Und dann war da noch das 1-Liter-Auto, als Prototyp seit 2002 immer wieder medienwirksam in Szene gesetzt: Ein Marketing-Gag vielleicht, verbunden mit der Suggestion, dies sei Volkswagens Weg der Zukunft von Massenmobilität und Verbrennungsmotor. Tatsächlich wuchsen auch bei Volkswagen, wie überall, die Autos und mit ihnen ihre PS-Leistungen. Verbrauchwerte wurden schön geprüft, ohne dass man dafür großen öffentlichen Widerspruch erntete: eine automobile Schweigespirale? Der Abgas-Skandal könnte dies alles nun ändern.

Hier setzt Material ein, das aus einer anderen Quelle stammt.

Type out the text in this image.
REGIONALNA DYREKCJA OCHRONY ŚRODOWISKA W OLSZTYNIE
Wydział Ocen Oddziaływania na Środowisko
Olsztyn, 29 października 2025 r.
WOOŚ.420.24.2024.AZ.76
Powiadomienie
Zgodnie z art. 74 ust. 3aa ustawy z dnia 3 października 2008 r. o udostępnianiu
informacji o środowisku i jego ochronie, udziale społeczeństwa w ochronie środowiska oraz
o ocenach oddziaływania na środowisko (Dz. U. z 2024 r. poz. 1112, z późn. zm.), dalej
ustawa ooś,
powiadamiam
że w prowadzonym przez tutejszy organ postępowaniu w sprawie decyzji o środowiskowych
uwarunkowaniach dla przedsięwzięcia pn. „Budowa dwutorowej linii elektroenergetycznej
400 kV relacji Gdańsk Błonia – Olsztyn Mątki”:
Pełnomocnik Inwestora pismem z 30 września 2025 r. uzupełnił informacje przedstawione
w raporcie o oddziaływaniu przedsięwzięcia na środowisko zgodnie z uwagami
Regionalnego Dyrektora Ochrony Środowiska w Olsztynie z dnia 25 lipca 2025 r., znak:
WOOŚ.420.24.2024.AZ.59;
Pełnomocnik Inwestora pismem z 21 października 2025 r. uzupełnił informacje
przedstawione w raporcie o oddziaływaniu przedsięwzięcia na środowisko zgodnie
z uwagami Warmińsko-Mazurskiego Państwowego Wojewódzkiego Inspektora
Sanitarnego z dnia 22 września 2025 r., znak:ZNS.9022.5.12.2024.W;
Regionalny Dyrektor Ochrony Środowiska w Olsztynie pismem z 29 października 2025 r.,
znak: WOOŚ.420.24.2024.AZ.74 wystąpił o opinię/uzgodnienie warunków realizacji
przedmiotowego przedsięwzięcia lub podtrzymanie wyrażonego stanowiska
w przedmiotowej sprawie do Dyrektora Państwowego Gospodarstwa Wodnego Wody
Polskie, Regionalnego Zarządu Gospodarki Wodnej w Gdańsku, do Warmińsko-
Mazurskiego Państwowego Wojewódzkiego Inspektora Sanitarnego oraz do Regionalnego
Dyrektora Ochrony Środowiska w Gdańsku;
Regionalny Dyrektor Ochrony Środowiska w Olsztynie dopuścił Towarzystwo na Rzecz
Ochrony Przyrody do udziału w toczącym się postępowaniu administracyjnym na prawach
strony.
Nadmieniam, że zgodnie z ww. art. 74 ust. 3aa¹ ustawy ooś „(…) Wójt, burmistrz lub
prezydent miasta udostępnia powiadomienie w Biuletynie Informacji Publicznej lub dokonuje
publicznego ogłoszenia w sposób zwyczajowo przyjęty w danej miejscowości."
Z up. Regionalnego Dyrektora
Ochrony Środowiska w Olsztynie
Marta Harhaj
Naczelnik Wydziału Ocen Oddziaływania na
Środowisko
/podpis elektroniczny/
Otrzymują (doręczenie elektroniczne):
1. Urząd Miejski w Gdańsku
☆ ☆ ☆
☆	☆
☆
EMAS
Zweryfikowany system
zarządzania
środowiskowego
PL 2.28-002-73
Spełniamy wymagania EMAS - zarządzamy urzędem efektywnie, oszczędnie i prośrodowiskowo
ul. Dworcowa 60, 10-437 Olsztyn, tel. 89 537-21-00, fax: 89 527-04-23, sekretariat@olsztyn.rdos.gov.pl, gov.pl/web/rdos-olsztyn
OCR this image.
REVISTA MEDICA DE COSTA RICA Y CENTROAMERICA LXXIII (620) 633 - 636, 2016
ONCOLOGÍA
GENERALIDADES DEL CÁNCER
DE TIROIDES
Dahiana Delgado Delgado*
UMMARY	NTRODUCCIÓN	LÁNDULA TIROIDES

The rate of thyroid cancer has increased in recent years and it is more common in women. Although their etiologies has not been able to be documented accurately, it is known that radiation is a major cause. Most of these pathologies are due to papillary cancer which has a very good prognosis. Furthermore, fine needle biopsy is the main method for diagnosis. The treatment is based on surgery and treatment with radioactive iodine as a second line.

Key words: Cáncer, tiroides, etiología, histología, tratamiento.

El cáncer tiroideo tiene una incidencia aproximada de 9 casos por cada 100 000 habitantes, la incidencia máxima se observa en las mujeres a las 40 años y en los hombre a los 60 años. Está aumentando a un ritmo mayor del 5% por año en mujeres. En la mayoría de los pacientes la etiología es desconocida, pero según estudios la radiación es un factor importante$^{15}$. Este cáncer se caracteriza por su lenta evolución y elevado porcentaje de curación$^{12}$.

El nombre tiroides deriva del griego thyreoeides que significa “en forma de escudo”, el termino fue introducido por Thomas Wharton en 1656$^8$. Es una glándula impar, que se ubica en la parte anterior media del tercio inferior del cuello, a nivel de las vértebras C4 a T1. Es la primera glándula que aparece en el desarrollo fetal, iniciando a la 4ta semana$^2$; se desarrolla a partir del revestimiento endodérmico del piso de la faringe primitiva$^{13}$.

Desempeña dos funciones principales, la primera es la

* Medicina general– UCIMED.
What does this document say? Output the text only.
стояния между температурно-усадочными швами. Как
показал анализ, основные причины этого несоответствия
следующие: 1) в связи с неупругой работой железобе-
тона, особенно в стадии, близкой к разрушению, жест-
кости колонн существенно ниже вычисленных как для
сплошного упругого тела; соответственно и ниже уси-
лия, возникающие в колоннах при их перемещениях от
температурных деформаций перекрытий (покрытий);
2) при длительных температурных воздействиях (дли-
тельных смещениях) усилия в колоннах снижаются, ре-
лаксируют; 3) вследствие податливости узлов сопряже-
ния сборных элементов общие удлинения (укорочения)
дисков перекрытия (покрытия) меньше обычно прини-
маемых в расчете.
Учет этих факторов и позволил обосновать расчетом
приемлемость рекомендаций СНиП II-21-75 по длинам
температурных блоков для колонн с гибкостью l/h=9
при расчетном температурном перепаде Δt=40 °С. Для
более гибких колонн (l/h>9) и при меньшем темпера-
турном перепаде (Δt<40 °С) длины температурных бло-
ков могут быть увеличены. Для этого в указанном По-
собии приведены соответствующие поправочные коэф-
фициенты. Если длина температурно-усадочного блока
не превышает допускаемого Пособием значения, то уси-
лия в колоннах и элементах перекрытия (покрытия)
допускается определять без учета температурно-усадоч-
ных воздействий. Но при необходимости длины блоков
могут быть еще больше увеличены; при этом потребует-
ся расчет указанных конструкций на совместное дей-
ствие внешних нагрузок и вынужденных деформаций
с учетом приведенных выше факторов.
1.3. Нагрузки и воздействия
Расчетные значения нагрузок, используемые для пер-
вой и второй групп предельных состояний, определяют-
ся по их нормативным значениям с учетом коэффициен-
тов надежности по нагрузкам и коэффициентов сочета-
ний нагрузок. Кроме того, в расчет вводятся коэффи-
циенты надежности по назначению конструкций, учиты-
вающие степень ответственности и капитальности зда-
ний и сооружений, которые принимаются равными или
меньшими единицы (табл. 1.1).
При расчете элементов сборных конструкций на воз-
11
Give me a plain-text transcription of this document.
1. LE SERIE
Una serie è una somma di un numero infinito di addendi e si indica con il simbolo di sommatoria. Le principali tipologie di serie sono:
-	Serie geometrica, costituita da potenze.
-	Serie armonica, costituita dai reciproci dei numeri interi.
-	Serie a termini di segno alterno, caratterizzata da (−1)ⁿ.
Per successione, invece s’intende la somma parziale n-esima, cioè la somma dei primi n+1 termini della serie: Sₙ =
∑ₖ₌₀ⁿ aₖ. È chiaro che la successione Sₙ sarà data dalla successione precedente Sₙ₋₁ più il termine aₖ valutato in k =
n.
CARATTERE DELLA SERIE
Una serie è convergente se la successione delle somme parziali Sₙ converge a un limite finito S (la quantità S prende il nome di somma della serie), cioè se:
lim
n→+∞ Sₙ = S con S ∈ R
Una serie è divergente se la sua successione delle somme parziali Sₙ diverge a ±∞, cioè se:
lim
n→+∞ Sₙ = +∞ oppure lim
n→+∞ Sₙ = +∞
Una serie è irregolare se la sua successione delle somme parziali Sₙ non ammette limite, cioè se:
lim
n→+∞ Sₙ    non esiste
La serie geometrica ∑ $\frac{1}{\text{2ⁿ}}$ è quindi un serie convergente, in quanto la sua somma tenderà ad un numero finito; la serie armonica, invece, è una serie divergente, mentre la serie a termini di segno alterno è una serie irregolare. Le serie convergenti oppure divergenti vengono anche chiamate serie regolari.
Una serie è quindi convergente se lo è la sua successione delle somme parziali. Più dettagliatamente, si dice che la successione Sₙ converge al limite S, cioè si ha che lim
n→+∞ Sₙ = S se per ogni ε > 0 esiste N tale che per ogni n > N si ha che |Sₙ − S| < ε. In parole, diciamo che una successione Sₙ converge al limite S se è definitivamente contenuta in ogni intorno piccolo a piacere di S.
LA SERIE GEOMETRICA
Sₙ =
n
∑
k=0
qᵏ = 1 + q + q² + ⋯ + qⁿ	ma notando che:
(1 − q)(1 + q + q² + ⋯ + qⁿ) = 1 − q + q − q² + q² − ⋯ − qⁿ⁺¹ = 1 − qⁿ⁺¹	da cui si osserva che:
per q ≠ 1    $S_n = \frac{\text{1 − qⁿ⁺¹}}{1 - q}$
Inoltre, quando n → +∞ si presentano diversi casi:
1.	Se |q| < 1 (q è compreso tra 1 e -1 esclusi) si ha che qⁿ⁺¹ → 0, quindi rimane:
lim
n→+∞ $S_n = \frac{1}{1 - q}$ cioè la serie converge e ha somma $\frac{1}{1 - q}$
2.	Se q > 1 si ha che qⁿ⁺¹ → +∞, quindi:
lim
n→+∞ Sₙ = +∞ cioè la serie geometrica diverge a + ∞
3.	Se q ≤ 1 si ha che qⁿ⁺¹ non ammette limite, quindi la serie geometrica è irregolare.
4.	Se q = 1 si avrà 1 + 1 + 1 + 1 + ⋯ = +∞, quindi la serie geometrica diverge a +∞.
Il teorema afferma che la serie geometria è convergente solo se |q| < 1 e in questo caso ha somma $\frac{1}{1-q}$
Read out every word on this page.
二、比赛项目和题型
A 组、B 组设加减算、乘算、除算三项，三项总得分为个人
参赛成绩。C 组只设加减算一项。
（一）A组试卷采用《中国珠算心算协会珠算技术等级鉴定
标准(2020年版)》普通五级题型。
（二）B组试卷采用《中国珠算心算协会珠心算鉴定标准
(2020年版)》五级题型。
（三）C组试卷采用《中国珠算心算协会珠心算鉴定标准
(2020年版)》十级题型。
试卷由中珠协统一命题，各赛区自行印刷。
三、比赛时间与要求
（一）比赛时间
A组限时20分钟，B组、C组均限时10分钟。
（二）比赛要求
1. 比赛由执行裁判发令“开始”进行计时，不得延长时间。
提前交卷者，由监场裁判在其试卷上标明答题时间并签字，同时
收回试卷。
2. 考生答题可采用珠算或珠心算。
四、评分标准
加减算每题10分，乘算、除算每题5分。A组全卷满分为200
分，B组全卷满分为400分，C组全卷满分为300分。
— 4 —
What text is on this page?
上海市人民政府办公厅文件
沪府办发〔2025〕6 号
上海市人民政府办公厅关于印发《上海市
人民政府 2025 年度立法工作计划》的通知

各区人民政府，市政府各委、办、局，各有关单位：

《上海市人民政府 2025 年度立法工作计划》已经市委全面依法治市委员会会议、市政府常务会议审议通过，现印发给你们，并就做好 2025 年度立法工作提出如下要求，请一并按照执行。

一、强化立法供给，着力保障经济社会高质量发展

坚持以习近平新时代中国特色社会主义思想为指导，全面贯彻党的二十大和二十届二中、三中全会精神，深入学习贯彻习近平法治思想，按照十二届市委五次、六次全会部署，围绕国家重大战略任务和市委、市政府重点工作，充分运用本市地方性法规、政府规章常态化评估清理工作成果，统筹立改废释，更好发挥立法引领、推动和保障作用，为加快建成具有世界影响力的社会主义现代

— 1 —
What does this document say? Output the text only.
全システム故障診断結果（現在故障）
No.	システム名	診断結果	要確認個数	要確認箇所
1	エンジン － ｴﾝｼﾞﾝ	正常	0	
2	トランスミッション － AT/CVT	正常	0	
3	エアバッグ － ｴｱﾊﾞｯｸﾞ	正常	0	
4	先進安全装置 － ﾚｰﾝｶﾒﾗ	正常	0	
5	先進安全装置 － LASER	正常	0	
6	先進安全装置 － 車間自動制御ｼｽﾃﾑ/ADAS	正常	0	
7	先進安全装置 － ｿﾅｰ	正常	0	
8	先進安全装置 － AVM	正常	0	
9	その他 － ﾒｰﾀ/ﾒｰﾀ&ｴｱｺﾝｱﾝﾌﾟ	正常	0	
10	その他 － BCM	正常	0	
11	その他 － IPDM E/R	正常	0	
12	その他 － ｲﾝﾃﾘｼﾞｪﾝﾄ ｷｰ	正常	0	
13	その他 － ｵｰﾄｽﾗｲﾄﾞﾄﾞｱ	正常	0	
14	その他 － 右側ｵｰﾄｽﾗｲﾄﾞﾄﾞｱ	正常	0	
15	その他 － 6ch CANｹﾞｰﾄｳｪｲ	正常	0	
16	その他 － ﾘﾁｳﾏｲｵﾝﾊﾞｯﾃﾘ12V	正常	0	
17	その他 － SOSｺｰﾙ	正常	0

Was dies alles mit Kommunikation zu tun hat? Systemtheoretisch und auch praktisch betrachtet sehr viel, denn es geht hier um mehr als nur ums Kommunizieren. Die Beziehungen zwischen Volkswagen und seinen verschiedenen Stakeholdern, von Mitarbeitern und Kunden, Markt und Marktumfeld über Kapitalgeber, Politik usw. haben gelitten. Sie bestehen aus nichts anderem als Kommunikationen, aus Sachverhalten und Ereignissen, die sich Episode für Episode aneinander reihen. In diesen Beziehungsgeschichten gerinnen Erfahrungen zu Erwartungen, an denen Volkswagen immer gemessen wurde und auch nun gemessen wird. In ihnen ist das Beziehungskapital hinterlegt, jenes Unterstützungskapital der verschiedenen Stakeholder, von denen der Volkswagen-Konzern in der Vergangenheit gut gelebt hat. Vertrauensverluste, das sind enttäuschte Erwartungen, Irritationen und mehr, ein angeschlagenes Image, rückläufige Sympathie und Wertschätzung, nachlassende Attraktivität und mehr. Unterstützungskapital steht in Meinungen, Einstellung, Haltungen und letztlich der Akzeptanz von Konzern, Unternehmenspolitik und Konzern-Produkten. Wer ist eigentlich Volkswagen? Wo der Konzern herkommt, ist bekannt, wofür er aber steht, ist infrage gestellt.

Damit wird ein grundsätzliches Problem deutlich: Volkswagen muss sich erklären, muss eine Antwort darauf geben, was der künftige USP des Konzerns rund um sein Zukunftsthema Massenmobilität sein soll – ein Elektro-Phaeton, wie nun angekündigt, leistet dies definitiv nicht. Deutlich wird daran auch die Rolle moderner Unternehmensberatung rund um Kommunikation: Es geht um die Auseinandersetzung mit den kommunikationspolitischen Konsequenzen unternehmenspolitischer Entscheidungen, um die Gestaltung erfolgversprechender Unternehmenspolitik und das dafür notwendige Beziehungskapital und schließlich um Kommunikationsleistungen mit deren Hilfe gezielt versucht wird, dieses Beziehungskapital im erforderlichen Maße aufzubauen und zu befestigen. Auch vor eben dieser Aufgabe steht der Volkswagen-Konzern.